Hace ya un tiempo (exactamente el 17 de octubre de 2007) la agencia Efe recogía una noticia, publicada en el semanario serbio Zabavnik, que venía titulada en estos términos: “Un matrimonio en crisis se divorcia al descubrir que eran amantes por Internet”. Tras el titular, la información se desarrollaba así: “Un hombre y una mujer que entablaron contacto por Internet y se enamoraron eran, en la vida real y sin saberlo, pareja. El matrimonio, de la ciudad serbia de Zenica, decidió conocerse después de intercambiar varios mensajes de correo electrónico y de las conversaciones que mantenían en el chat —en las que además se explicaban el uno al otro los problemas que tenían en su matrimonio—. Así […] descubrieron la verdadera identidad del otro [sic]. Inmediatamente decidieron divorciarse”.
La noticia, en el límite mismo de lo inverosímil (Zenica no es que sea Manhattan precisamente), me sorprendió por diversos motivos, que, en último término, podrían resumirse en la frase que me he permitido destacar en cursiva: cuando los amantes descubrieron la verdadera identidad del otro, decidieron separarse. He aquí, por decirlo con la jerga de un lógico medieval, un genuino non sequitur: de la revelación del engaño se podía haber desprendido, incluso con mucha más razón, una esplendorosa reconciliación, al caer ambos en la cuenta de que su pareja real poseía cualidades y rasgos seductores que en modo alguno suponían, pero que, en cambio, estaban dispuestos a atribuir a la persona a la que solo conocían a través del ordenador.

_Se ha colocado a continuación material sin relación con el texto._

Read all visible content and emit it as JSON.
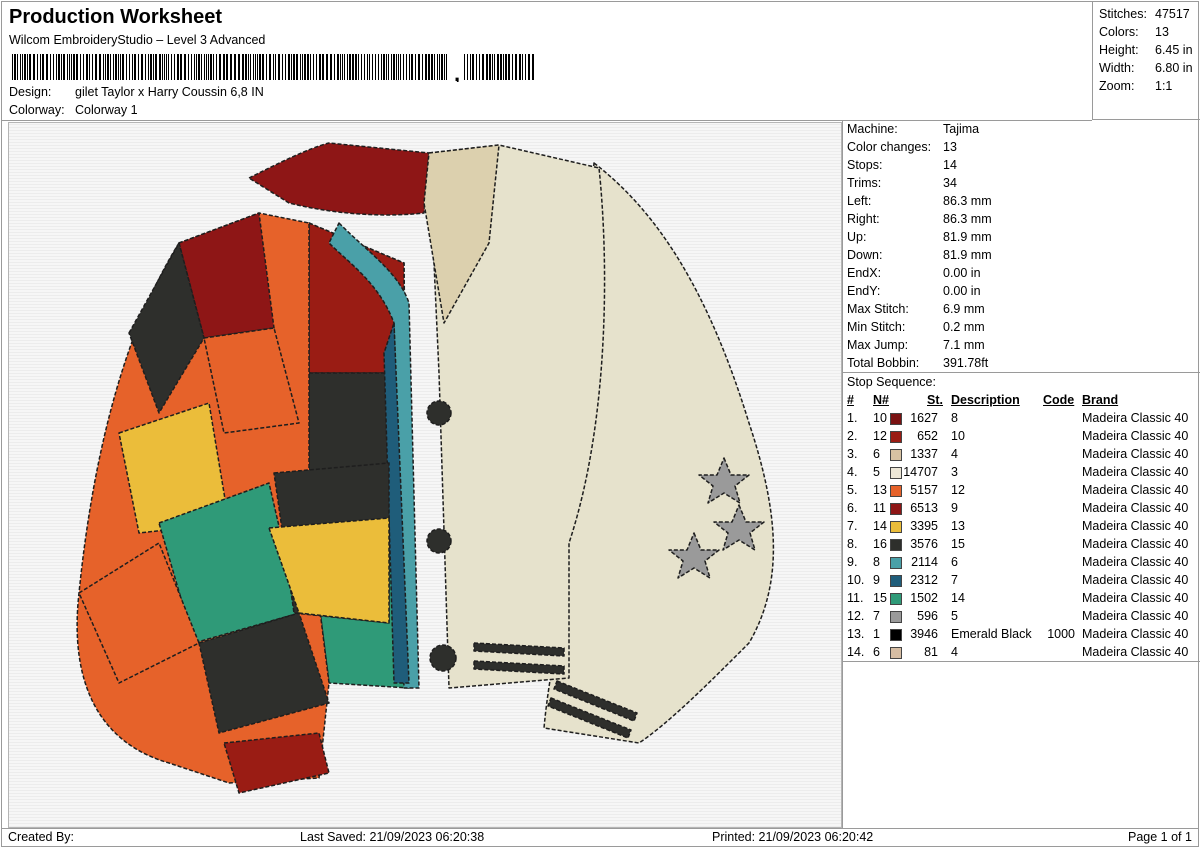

Claro que si la noticia hubiera sido redactada de otra manera, algo más desaliñada, y en lugar de lo que finalmente aparecía publicado se hubiera podido leer algo así como “cuando los amantes descubrieron su auténtica identidad…”, la ambigüedad de la frase (del pronombre su, en realidad) hubiera resultado, desde otra perspectiva, reveladora. En efecto, el encuentro de los dos amantes hasta ese momento virtuales, la confrontación no de una imagen con otra, como sucedía mientras la comunicación transcurría en Internet, sino de la realidad del uno con la realidad del otro, habría hecho saltar por los aires un doble engaño: el que cada uno de ellos había mantenido hasta ese momento con su pareja en la vida real (y que, por añadidura, precisamente porque ambos habían sido engañadores, no le dejaba a ninguno de los dos el dulce consuelo de poder sentirse víctima inocente de un daño injusto), pero, tal vez sobre todo, el engaño consigo mismo respecto a su propia identidad.
Quizá entonces la genuina razón del divorcio, lo que haría que la decisión de la ruptura pudiera resultar mucho más coherente de lo que parecía a primera vista, fuera precisamente la imposibilidad de perseverar en la mentira, en la ficción del propio yo que tanto él como ella habían mantenido ante el otro mientras creían que ese otro se la podría creer, esto es, mientras la comunicación era meramente electrónica, pero que ahora, puestas boca arriba las cartas, se mostraba de todo punto insostenible.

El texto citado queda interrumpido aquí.